Le Gabon s’apprête à ouvrir l’un des chantiers juridiques et institutionnels les plus sensibles de la Ve République. Devant le Parlement réuni en Congrès, le président de la République, Brice Clotaire Oligui Nguema, a confirmé l’élaboration en cours d’un projet de révision du Code de la nationalité gabonaise, un texte fondamental qui définit les conditions d’appartenance à la communauté nationale.
Cette réforme, annoncée parmi les grandes orientations institutionnelles du quinquennat, s’inscrit dans la continuité des recommandations issues du Dialogue National Inclusif et de la volonté affichée par les autorités de moderniser le cadre juridique de l’État tout en préservant les intérêts supérieurs de la Nation.
« Les décisions prises par les Gabonais doivent être respectées », a rappelé le chef de l’État devant les députés et sénateurs, soulignant ainsi la dimension souveraine de cette future révision.
Adapter le droit aux réalités contemporaines
Si les contours précis du projet n’ont pas encore été rendus publics, les autorités estiment que le cadre législatif actuel doit évoluer afin de mieux répondre aux transformations démographiques, sociales, économiques et migratoires que connaît le pays.
La réforme pourrait notamment porter sur plusieurs questions majeures liées à l’acquisition, à la conservation et à la transmission de la nationalité gabonaise. Parmi les sujets susceptibles d’être examinés figurent les conditions de naturalisation, la nationalité par filiation, les situations impliquant les binationaux, ainsi que les procédures administratives encadrant l’accès à la citoyenneté gabonaise.
Pour le gouvernement, il s’agit avant tout de disposer d’un dispositif juridique plus cohérent, plus moderne et mieux adapté aux enjeux actuels de gouvernance et de souveraineté.
Une question au cœur de l’identité nationale
Au-delà de ses aspects purement juridiques, la nationalité demeure un sujet profondément lié à l’identité nationale et à la définition même de la communauté politique gabonaise. La révision du Code de la nationalité intervient dans un contexte où de nombreux États renforcent leurs dispositifs légaux afin de mieux encadrer les questions de citoyenneté, de mobilité internationale et d’appartenance nationale.
Pour les autorités, cette réforme devra permettre de clarifier certaines dispositions devenues source d’interprétations divergentes, tout en consolidant les principes fondamentaux qui fondent la nationalité gabonaise.

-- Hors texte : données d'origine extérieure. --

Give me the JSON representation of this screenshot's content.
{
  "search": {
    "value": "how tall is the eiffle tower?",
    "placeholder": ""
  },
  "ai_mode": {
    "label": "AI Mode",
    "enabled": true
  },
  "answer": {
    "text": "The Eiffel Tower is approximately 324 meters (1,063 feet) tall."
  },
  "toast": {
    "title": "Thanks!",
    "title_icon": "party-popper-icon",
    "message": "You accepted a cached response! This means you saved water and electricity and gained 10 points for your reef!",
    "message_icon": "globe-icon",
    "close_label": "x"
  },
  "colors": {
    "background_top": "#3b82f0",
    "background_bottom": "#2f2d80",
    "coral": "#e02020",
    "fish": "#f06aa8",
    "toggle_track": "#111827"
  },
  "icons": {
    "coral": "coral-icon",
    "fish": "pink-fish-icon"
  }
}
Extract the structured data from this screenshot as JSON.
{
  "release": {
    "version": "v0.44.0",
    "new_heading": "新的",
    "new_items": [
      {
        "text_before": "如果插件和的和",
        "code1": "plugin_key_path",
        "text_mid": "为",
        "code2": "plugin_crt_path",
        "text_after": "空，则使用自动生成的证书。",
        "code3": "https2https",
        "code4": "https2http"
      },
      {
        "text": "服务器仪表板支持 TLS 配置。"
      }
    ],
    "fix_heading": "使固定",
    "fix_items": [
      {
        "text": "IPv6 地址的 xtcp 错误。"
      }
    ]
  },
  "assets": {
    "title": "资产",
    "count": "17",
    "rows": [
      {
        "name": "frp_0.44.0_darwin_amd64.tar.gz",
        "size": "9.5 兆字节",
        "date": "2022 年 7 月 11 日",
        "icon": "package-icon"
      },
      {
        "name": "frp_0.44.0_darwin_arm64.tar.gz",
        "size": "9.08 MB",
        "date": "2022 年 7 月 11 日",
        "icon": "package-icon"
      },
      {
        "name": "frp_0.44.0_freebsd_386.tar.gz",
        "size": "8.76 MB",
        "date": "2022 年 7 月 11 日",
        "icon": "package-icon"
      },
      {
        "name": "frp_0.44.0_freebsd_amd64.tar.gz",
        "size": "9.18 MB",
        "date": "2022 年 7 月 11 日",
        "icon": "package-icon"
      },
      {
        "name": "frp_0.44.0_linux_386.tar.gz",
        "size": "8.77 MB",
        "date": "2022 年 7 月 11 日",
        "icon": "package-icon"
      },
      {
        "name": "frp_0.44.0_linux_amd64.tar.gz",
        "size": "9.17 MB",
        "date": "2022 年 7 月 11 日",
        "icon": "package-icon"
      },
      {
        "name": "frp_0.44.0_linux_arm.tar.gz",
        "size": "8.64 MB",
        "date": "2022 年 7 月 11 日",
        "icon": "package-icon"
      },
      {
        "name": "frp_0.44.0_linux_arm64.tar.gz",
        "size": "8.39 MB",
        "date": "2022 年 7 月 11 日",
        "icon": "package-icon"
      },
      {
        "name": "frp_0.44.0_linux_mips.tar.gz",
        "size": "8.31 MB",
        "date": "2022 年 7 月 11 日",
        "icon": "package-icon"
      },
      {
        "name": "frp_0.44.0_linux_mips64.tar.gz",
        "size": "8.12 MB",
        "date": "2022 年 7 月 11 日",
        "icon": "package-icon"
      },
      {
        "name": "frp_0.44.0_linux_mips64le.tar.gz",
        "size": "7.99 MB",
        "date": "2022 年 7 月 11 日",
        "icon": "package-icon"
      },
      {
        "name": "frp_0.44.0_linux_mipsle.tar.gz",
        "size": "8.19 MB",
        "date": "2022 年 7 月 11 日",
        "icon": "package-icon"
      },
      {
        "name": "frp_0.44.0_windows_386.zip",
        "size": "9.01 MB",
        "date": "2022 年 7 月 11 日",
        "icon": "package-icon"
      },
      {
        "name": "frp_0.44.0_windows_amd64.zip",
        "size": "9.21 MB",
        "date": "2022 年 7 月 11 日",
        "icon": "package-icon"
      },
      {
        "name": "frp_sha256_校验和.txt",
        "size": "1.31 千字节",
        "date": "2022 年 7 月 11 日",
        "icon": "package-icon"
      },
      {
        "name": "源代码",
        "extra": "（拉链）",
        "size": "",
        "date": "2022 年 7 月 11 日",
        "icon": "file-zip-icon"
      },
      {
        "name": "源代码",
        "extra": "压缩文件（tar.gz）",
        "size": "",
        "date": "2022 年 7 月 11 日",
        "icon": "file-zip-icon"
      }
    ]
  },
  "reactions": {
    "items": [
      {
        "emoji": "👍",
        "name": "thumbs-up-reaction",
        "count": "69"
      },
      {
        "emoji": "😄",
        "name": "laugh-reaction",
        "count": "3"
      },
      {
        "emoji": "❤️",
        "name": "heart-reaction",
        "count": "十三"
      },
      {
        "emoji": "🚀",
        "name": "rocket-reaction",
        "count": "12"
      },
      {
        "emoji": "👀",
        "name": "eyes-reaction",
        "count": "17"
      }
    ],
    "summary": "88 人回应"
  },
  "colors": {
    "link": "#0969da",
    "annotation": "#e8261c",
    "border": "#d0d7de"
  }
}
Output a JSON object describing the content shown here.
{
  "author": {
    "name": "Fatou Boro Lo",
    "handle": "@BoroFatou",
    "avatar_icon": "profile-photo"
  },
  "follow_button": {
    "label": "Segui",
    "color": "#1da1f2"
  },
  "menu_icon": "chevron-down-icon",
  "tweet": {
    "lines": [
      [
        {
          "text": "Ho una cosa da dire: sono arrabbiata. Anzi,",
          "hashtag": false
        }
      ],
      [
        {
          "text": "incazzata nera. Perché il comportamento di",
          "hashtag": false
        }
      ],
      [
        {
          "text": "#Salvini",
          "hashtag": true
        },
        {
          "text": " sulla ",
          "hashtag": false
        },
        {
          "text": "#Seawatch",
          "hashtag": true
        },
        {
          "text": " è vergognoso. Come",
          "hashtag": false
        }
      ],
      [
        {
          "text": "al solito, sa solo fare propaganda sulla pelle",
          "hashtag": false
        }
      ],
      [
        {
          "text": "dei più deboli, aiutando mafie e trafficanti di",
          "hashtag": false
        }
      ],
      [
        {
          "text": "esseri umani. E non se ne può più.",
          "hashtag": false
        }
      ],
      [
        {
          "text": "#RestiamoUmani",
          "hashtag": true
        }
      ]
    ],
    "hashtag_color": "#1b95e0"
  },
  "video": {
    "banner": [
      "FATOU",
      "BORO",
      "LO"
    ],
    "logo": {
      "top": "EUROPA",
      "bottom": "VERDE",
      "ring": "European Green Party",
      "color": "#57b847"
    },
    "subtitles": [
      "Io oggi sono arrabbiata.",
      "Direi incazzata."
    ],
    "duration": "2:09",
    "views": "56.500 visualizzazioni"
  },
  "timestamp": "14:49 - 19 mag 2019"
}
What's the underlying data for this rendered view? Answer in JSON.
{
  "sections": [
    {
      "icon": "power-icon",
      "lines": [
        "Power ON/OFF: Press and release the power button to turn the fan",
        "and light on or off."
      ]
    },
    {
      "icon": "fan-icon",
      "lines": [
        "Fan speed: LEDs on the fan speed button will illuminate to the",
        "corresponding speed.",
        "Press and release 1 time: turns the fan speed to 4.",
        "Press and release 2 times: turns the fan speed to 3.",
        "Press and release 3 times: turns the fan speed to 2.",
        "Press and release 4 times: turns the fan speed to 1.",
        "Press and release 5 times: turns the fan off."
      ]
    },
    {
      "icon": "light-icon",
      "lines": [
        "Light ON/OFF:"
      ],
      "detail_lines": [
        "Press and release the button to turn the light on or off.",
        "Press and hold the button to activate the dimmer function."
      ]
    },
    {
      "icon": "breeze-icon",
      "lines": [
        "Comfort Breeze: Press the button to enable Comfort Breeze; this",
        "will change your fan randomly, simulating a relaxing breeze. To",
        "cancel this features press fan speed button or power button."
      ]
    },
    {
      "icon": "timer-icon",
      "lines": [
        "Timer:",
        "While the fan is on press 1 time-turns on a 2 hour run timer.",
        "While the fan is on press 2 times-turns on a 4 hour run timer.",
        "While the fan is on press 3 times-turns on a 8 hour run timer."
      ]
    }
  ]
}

Le chantier revêt également une dimension stratégique dans un monde marqué par l’intensification des flux migratoires, la mobilité croissante des populations et le développement des diasporas.
La diaspora concernée par la réforme
Les Gabonais établis à l’étranger suivront avec une attention particulière l’évolution de ce projet. Plusieurs questions liées aux droits des membres de la diaspora, à la transmission de la nationalité aux descendants nés hors du territoire national ou encore à la reconnaissance de certaines situations administratives pourraient faire l’objet d’une réflexion approfondie.
Le gouvernement entend ainsi prendre en compte les réalités d’une communauté gabonaise de plus en plus présente à l’international, tout en veillant à préserver les intérêts fondamentaux de l’État.
Vers un large consensus national
Conscientes de la sensibilité du sujet, les autorités privilégient une démarche fondée sur la concertation et le dialogue. La future réforme devrait associer les institutions de la République, les juristes, les représentants de la société civile ainsi que les différentes composantes de la Nation afin de favoriser l’émergence d’un consensus.
L’objectif affiché est de doter le pays d’un Code de la nationalité modernisé, juridiquement solide et conforme aux aspirations exprimées par les citoyens.